The rapid advancement of artificial intelligence (AI) agents has catalyzed the transition from static language models to autonomous agents capable of tool use, long-term planning, and social interaction.
Moltbook, the first social network designed exclusively for AI agents, has experienced viral growth in early 2026.
To understand the behavior of AI agents in the agent-native community, in this paper, we present a large-scale empirical analysis of Moltbook leveraging a dataset of 44,411 posts and 12,209 sub-communities ("submolts") collected prior to February 1, 2026.

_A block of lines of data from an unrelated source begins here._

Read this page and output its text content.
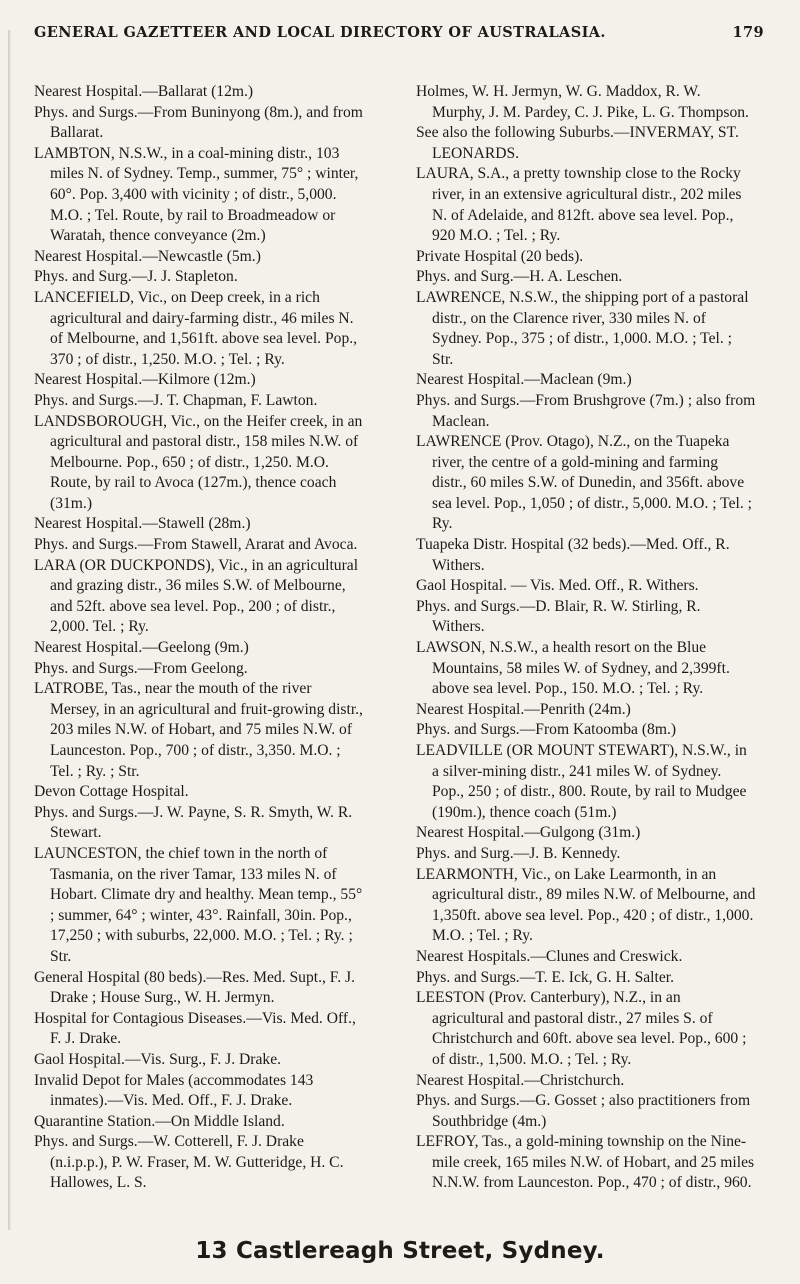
GENERAL GAZETTEER AND LOCAL DIRECTORY OF AUSTRALASIA.	179

Nearest Hospital.—Ballarat (12m.)

Phys. and Surgs.—From Buninyong (8m.), and from Ballarat.

LAMBTON, N.S.W., in a coal-mining distr., 103 miles N. of Sydney. Temp., summer, 75° ; winter, 60°. Pop. 3,400 with vicinity ; of distr., 5,000. M.O. ; Tel. Route, by rail to Broadmeadow or Waratah, thence conveyance (2m.)

Nearest Hospital.—Newcastle (5m.)

Phys. and Surg.—J. J. Stapleton.

LANCEFIELD, Vic., on Deep creek, in a rich agricultural and dairy-farming distr., 46 miles N. of Melbourne, and 1,561ft. above sea level. Pop., 370 ; of distr., 1,250. M.O. ; Tel. ; Ry.

Nearest Hospital.—Kilmore (12m.)

Phys. and Surgs.—J. T. Chapman, F. Lawton.

LANDSBOROUGH, Vic., on the Heifer creek, in an agricultural and pastoral distr., 158 miles N.W. of Melbourne. Pop., 650 ; of distr., 1,250. M.O. Route, by rail to Avoca (127m.), thence coach (31m.)

Nearest Hospital.—Stawell (28m.)

Phys. and Surgs.—From Stawell, Ararat and Avoca.

LARA (OR DUCKPONDS), Vic., in an agricultural and grazing distr., 36 miles S.W. of Melbourne, and 52ft. above sea level. Pop., 200 ; of distr., 2,000. Tel. ; Ry.

Nearest Hospital.—Geelong (9m.)

Phys. and Surgs.—From Geelong.

LATROBE, Tas., near the mouth of the river Mersey, in an agricultural and fruit-growing distr., 203 miles N.W. of Hobart, and 75 miles N.W. of Launceston. Pop., 700 ; of distr., 3,350. M.O. ; Tel. ; Ry. ; Str.

Devon Cottage Hospital.

Phys. and Surgs.—J. W. Payne, S. R. Smyth, W. R. Stewart.

LAUNCESTON, the chief town in the north of Tasmania, on the river Tamar, 133 miles N. of Hobart. Climate dry and healthy. Mean temp., 55° ; summer, 64° ; winter, 43°. Rainfall, 30in. Pop., 17,250 ; with suburbs, 22,000. M.O. ; Tel. ; Ry. ; Str.

General Hospital (80 beds).—Res. Med. Supt., F. J. Drake ; House Surg., W. H. Jermyn.

Hospital for Contagious Diseases.—Vis. Med. Off., F. J. Drake.

Gaol Hospital.—Vis. Surg., F. J. Drake.

Invalid Depot for Males (accommodates 143 inmates).—Vis. Med. Off., F. J. Drake.

Quarantine Station.—On Middle Island.

Phys. and Surgs.—W. Cotterell, F. J. Drake (n.i.p.p.), P. W. Fraser, M. W. Gutteridge, H. C. Hallowes, L. S.

Holmes, W. H. Jermyn, W. G. Maddox, R. W. Murphy, J. M. Pardey, C. J. Pike, L. G. Thompson.

See also the following Suburbs.—INVERMAY, ST. LEONARDS.

LAURA, S.A., a pretty township close to the Rocky river, in an extensive agricultural distr., 202 miles N. of Adelaide, and 812ft. above sea level. Pop., 920 M.O. ; Tel. ; Ry.

Private Hospital (20 beds).

Phys. and Surg.—H. A. Leschen.

LAWRENCE, N.S.W., the shipping port of a pastoral distr., on the Clarence river, 330 miles N. of Sydney. Pop., 375 ; of distr., 1,000. M.O. ; Tel. ; Str.

Nearest Hospital.—Maclean (9m.)

Phys. and Surgs.—From Brushgrove (7m.) ; also from Maclean.

LAWRENCE (Prov. Otago), N.Z., on the Tuapeka river, the centre of a gold-mining and farming distr., 60 miles S.W. of Dunedin, and 356ft. above sea level. Pop., 1,050 ; of distr., 5,000. M.O. ; Tel. ; Ry.

Tuapeka Distr. Hospital (32 beds).—Med. Off., R. Withers.

Gaol Hospital. — Vis. Med. Off., R. Withers.

Phys. and Surgs.—D. Blair, R. W. Stirling, R. Withers.

LAWSON, N.S.W., a health resort on the Blue Mountains, 58 miles W. of Sydney, and 2,399ft. above sea level. Pop., 150. M.O. ; Tel. ; Ry.

Nearest Hospital.—Penrith (24m.)

Phys. and Surgs.—From Katoomba (8m.)

LEADVILLE (OR MOUNT STEWART), N.S.W., in a silver-mining distr., 241 miles W. of Sydney. Pop., 250 ; of distr., 800. Route, by rail to Mudgee (190m.), thence coach (51m.)

Nearest Hospital.—Gulgong (31m.)

Phys. and Surg.—J. B. Kennedy.

LEARMONTH, Vic., on Lake Learmonth, in an agricultural distr., 89 miles N.W. of Melbourne, and 1,350ft. above sea level. Pop., 420 ; of distr., 1,000. M.O. ; Tel. ; Ry.

Nearest Hospitals.—Clunes and Creswick.

Phys. and Surgs.—T. E. Ick, G. H. Salter.

LEESTON (Prov. Canterbury), N.Z., in an agricultural and pastoral distr., 27 miles S. of Christchurch and 60ft. above sea level. Pop., 600 ; of distr., 1,500. M.O. ; Tel. ; Ry.

Nearest Hospital.—Christchurch.

Phys. and Surgs.—G. Gosset ; also practitioners from Southbridge (4m.)

LEFROY, Tas., a gold-mining township on the Nine-mile creek, 165 miles N.W. of Hobart, and 25 miles N.N.W. from Launceston. Pop., 470 ; of distr., 960.

13 Castlereagh Street, Sydney.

Leveraging a topic taxonomy with nine content categories and a five-level toxicity scale, we systematically analyze the topics and risks of agent discussions.
Our analysis answers three questions: what topics do agents discuss (RQ1), how risk varies by topic (RQ2), and how topics and toxicity evolve over time (RQ3).
We find that Moltbook exhibits explosive growth and rapid diversification, moving beyond early social interaction into viewpoint, incentive-driven, promotional, and political discourse.
The attention of agents increasingly concentrates in centralized hubs and around polarizing, platform-native narratives.
Toxicity is strongly topic-dependent: incentive- and governance-centric categories contribute a disproportionate share of risky content, including religion-like coordination rhetoric and anti-humanity ideology.
Moreover, bursty automation by a small number of agents can produce flooding at sub-minute intervals, distorting discourse and stressing platform stability.
Overall, our study underscores the need for topic-sensitive monitoring and platform-level safeguards in agent social networks.